News and notes from around the interweb:
- Be sure to leave a quick comment to enter to win a 3-night 3-bedroom luxury apartment stay in a great neighborhood of London! Since I’ve launched this giveaway over a holiday weekend there should be fewer entries than usual, and a better chance of winning!
- American’s updated mobile app will guide you through the airport with GPS. Maybe you’ll spend more at their hubs, and generate a greater revenue-share for the airline. I wish the mobile app let you change flights and confirm upgrades, though.
- Delta promises to respond to all tweets within an hour. I’ve always thought ‘time to response’ was the wrong metric for either social engagement or customer service.
- Special offer for joining BP Driver Rewards for gas discounts. (HT: S.)
- Up to 50% off Australia redemptions with Malaysia Airlines Enrich miles. Not useful for most in the US, but Malaysia is a Citi transfer partner. (HT: Loyalty Lobby)
- Who was the worst air rage passenger ever? (HT: Paul H.)
Always appreciate the information you share. Thank you.
Fingers crossed to win
Hi Gary – are the BP bonuses (Hertz/Visa) stackable?
“I’ve always thought ‘time to response’ was the wrong metric for either social engagement or customer service.”
Having worked in a technical call center as a warm bum answering that phone, I can tell you with confidence: you are correct.
Managers haven’t yet figured out how to incentivize good behavior (or maybe they haven’t figured out how to measure customer satisfaction), and so they instead try to justify their value by measuring and then keeping down costs. The most obvious cost in a call center is time, so it’s the obvious target and it’s exceptionally easy to capture information on that metric (assuming you’ve got a decent phone system).
I don’t have the answer to how a customer service center should be run, but I know it’s not the common methodology.

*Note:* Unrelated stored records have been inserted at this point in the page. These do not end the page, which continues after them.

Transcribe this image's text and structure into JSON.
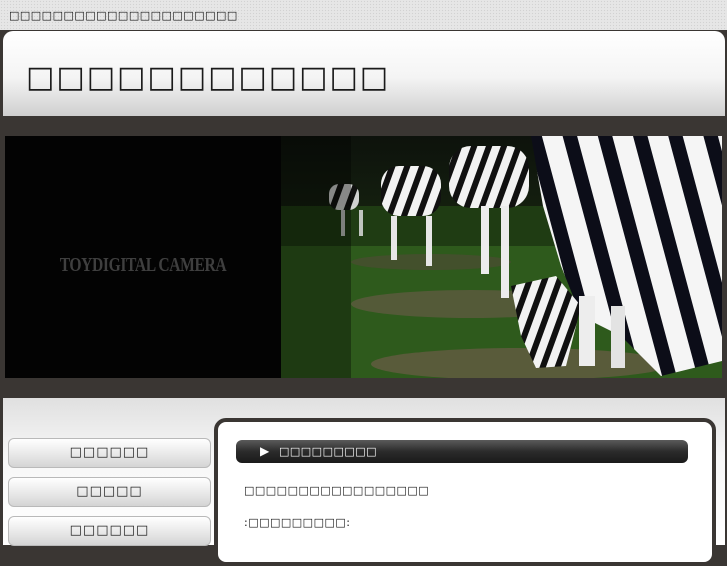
{
  "header": {
    "tagline": "□□□□□□□□□□□□□□□□□□□□□",
    "site_title": "□□□□□□□□□□□□"
  },
  "hero": {
    "logo_text": "TOYDIGITAL CAMERA",
    "photo": "zebra-figurines-on-grass"
  },
  "nav": {
    "items": [
      {
        "label": "□□□□□□"
      },
      {
        "label": "□□□□□"
      },
      {
        "label": "□□□□□□"
      }
    ]
  },
  "content": {
    "section_arrow": "▶",
    "section_title": "□□□□□□□□□",
    "line1": "□□□□□□□□□□□□□□□□□",
    "line2": ":□□□□□□□□□:"
  },
  "colors": {
    "frame": "#3a3633",
    "section_bar": "#2b2b2b",
    "hero_left": "#030303"
  }
}
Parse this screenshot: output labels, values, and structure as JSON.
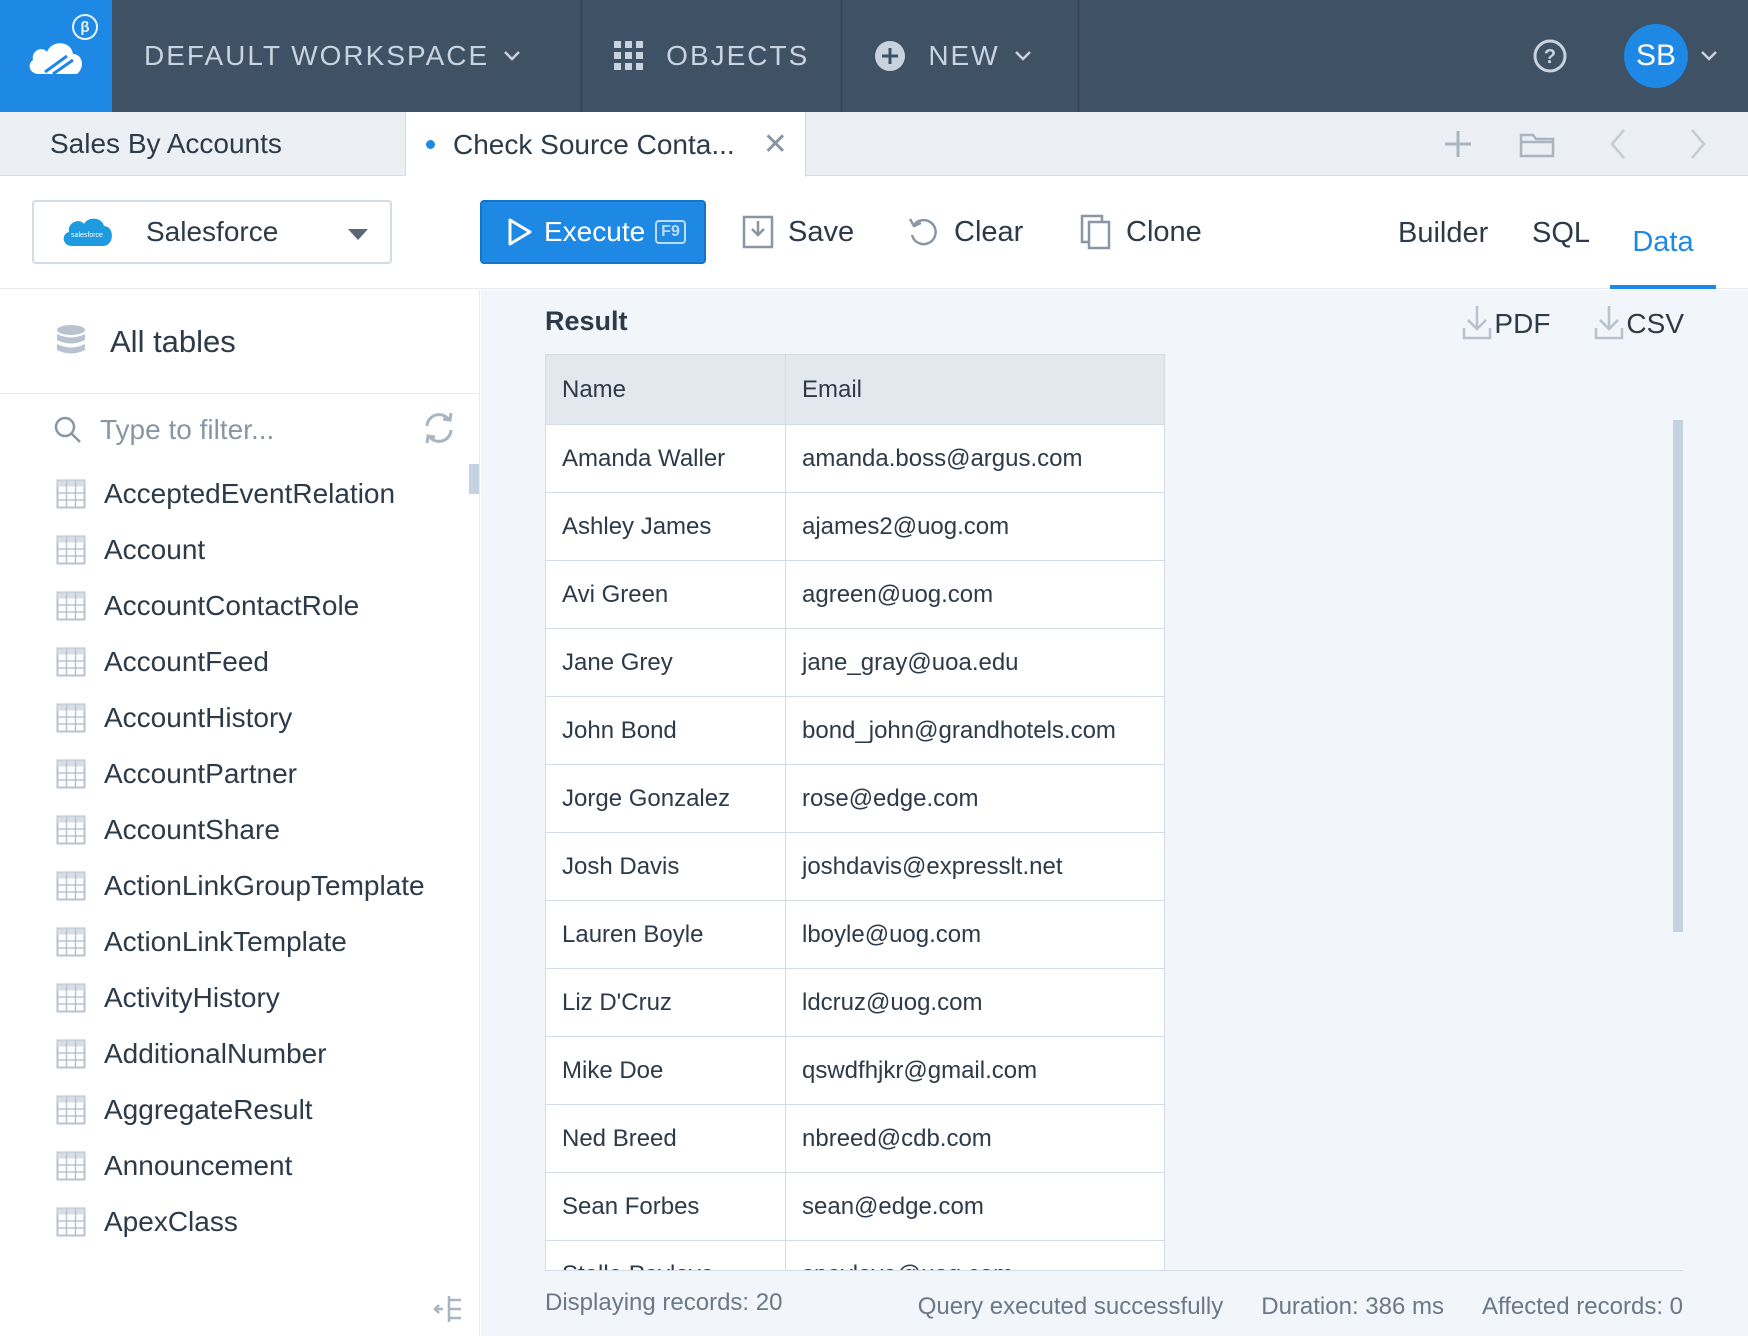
{
  "topbar": {
    "beta_badge": "β",
    "workspace": "DEFAULT WORKSPACE",
    "objects": "OBJECTS",
    "new": "NEW",
    "avatar_initials": "SB"
  },
  "tabs": [
    {
      "label": "Sales By Accounts"
    },
    {
      "label": "Check Source Conta..."
    }
  ],
  "toolbar": {
    "connection": "Salesforce",
    "connection_logo_text": "salesforce",
    "execute_label": "Execute",
    "execute_shortcut": "F9",
    "save_label": "Save",
    "clear_label": "Clear",
    "clone_label": "Clone",
    "view_tabs": [
      "Builder",
      "SQL",
      "Data"
    ],
    "active_view": "Data"
  },
  "sidebar": {
    "title": "All tables",
    "filter_placeholder": "Type to filter...",
    "tables": [
      "AcceptedEventRelation",
      "Account",
      "AccountContactRole",
      "AccountFeed",
      "AccountHistory",
      "AccountPartner",
      "AccountShare",
      "ActionLinkGroupTemplate",
      "ActionLinkTemplate",
      "ActivityHistory",
      "AdditionalNumber",
      "AggregateResult",
      "Announcement",
      "ApexClass"
    ]
  },
  "result": {
    "title": "Result",
    "export_pdf": "PDF",
    "export_csv": "CSV",
    "columns": [
      "Name",
      "Email"
    ],
    "rows": [
      [
        "Amanda Waller",
        "amanda.boss@argus.com"
      ],
      [
        "Ashley James",
        "ajames2@uog.com"
      ],
      [
        "Avi Green",
        "agreen@uog.com"
      ],
      [
        "Jane Grey",
        "jane_gray@uoa.edu"
      ],
      [
        "John Bond",
        "bond_john@grandhotels.com"
      ],
      [
        "Jorge Gonzalez",
        "rose@edge.com"
      ],
      [
        "Josh Davis",
        "joshdavis@expresslt.net"
      ],
      [
        "Lauren Boyle",
        "lboyle@uog.com"
      ],
      [
        "Liz D'Cruz",
        "ldcruz@uog.com"
      ],
      [
        "Mike Doe",
        "qswdfhjkr@gmail.com"
      ],
      [
        "Ned Breed",
        "nbreed@cdb.com"
      ],
      [
        "Sean Forbes",
        "sean@edge.com"
      ],
      [
        "Stella Pavlova",
        "spavlova@uog.com"
      ]
    ]
  },
  "status": {
    "displaying": "Displaying records: 20",
    "message": "Query executed successfully",
    "duration": "Duration: 386 ms",
    "affected": "Affected records: 0"
  },
  "colors": {
    "topbar": "#3f5164",
    "accent": "#1e88e5"
  }
}
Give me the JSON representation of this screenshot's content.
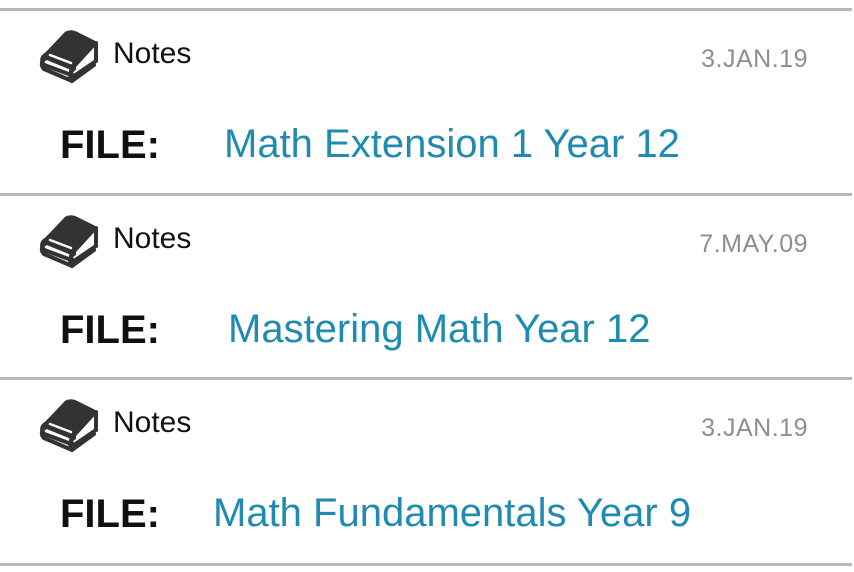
{
  "entries": [
    {
      "icon": "book-stack-icon",
      "category": "Notes",
      "date": "3.JAN.19",
      "file_label": "FILE:",
      "file_name": "Math Extension 1 Year 12"
    },
    {
      "icon": "book-stack-icon",
      "category": "Notes",
      "date": "7.MAY.09",
      "file_label": "FILE:",
      "file_name": "Mastering Math Year 12"
    },
    {
      "icon": "book-stack-icon",
      "category": "Notes",
      "date": "3.JAN.19",
      "file_label": "FILE:",
      "file_name": "Math Fundamentals Year 9"
    }
  ],
  "colors": {
    "link": "#1f8bb0",
    "date": "#8e8e8e",
    "divider": "#b9b9b9",
    "text": "#111111"
  }
}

Forgot to mention, outsourcing to contractors often leads to this as well. The contract will generally be written with a strong emphasis on time centered metrics (99.7% of calls answered within 2 seconds, for example) rather than on customer satisfaction, or the customer satisfaction will be poorly measured from some unrelated metric (e.g. whether the customer calls back within 2 minutes). The contractor is incentivized to just get someone off the phone for 2 minutes and to pick up the next call without having actually resolved anything.
It’s truly a horrible system that only exists because we put up with it and/or don’t have any choice.
Old BP offer?
‘Limited-time offer: Earn a 75¢ off per gallon reward**, for every $100 spent on BP fuel at participating locations from now until March 31, 2015
Or it could be that the BP text is a misprint. Later on it says talk about:
“fuel purchases made between 12:00:00 am ET November 1, 2015, and 11:59:59 pm ET March 31, 2015 (“Bonus Reward”).”